Rumänien 2007 – 8.

01.08.

Ich koche gerade.

Ich koche gerade.


Heute ist ein bedeutendes Ereignis eingetreten, die Roamingkosten mussten massiv gesenkt werden und liegen fortan bei unter 60 Cent, wenn man angerufen wird. Vorher waren es in Rumänien wesentlich mehr. Hätte ich jemand mit meinem dt. Handy anrufen wollen, so wäre ich in der Minute über 2,50€ losgeworden.
Die ganze Nacht hat es geregnet und auch am Morgen, als ich mir das Kloster anschauen mag, hört es nicht auf, wird aber schwächer. Das scheint durchaus Glück zu sein, es kommen nur wenige Leute auf die Idee zum Kloster zu pilgern und so habe ich Ruhe zum Bestaunen, Platz zum Fotografieren und bin nicht Menschenmassengenervt. Währenddessen steht mein Rad unangeschlossen und vollbepackt vor dem Kloster bei einem Andenkenverkäufer, der ein Auge drauf haben wollte und fast böse wurde, als ich es trotzdem anschließen wollte. Gut, habe ich ihm also vertraut und mein Rad bei der Rückkehr unangetastet wiedergefunden. Vor der endgültigen Weiterfahrt schaute ich noch in einem Laden vorbei und gönnte mir Getränke, dann ging es los. Die HüTTT liegt nur bei 20°C.
Irgendwie bin ich heute etwas kraftlos und so lege ich schon bald eine Mittagspause an einem schönen Bach hinter (südlich) von Stulpicani ein. Es gibt Nudeln mit irgendeiner Soße, das wird mir nie langweilig.

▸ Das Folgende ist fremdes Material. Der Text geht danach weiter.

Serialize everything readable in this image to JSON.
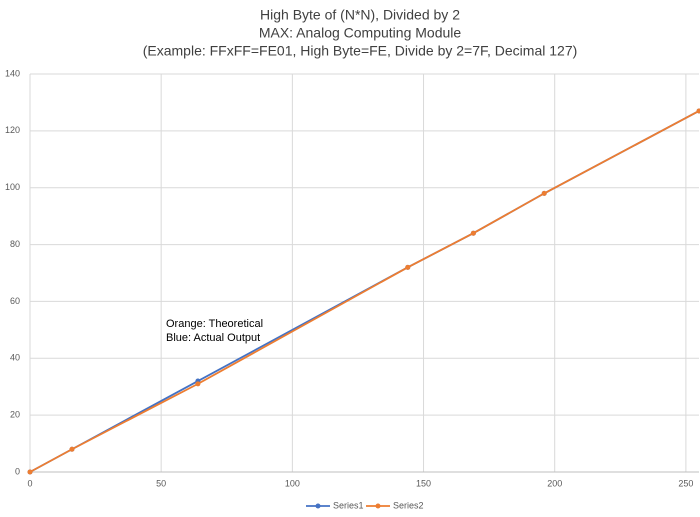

Die Straße steigt stetig bergan, ich komme durch Ostra und entdecke ein paar Kilometer weiter ein… ein… ja, ich hab überhaupt keine Ahnung was ich da entdecke. Eine alte Brücke? Viel eher sieht es wie eine Vorrichtung aus, auf der einmal etwas über die darunter liegende Straße geleitet wurde. Wenige Augenblicke später macht sich Endzeitstimmung in mir breit. Eine alte Fabrik (oder ein derlei Ding) taucht vor mir auf. Rechts der Straße sind Wasserläufe, in einem ist das Wasser pechschwarz. Alte Baugeräte stehen auf dem Gelände, die Fenster der maroden Fabrik sind zerschlagen. Ich fühle mich wie in Half-Life.
Nur wenige hundert Meter weiter steht ein idyllischer Bauernhof – das sind mal Gegensätze! Wiederum etwas weiter folgt die Krone sozialistischer Baukunst, ein künstlicher Wassersturz.
Von diesen Eindrücken benebelt, passiere ich bald einen weiteren Bauernhof, aus dem auch gleich zwei fies dreinblickende Hundeviecher rausgestürmt kommen und mich fressen wollen. Als sie mich gerochen haben, sind sie geflüchtet.
Nun hinderte mich nichts mehr an der Erstürmung des Bergpasses, dessen höchster Punkt immerhin auf rund 1170 Meter Höhe liegt. Einem 15Km langen Aufstieg folgt nun eine 11Km lange Abfahrt bis hinunter nach Broşteni, wo ich wieder auf meinen auch durch Vatra Dornei fließenden Fluss stoße. An einer Tanke gönne ich mir eine Pause, esse mehr oder weniger lecker und trinke ordentlich und folge nun dem Fluss lange Zeit richtung Süden. Wer meint, Flussradwege seien stets flach, wird (u.a.) hier eines besseren belehrt. Erst einmal sei gesagt, dass es dort natürlich überhaupt keinen Radweg gibt, nur eine ganz normale Straße, die sich neben dem Fluss am Berg entlang windet. Dort geht es hoch und runter, manchmal steiler, manchmal angenehmer. Die Straße gefällt mir, wenngleich ich nicht verhehlen will, dass mir eine Ebene durchaus mal wieder gelegen käme.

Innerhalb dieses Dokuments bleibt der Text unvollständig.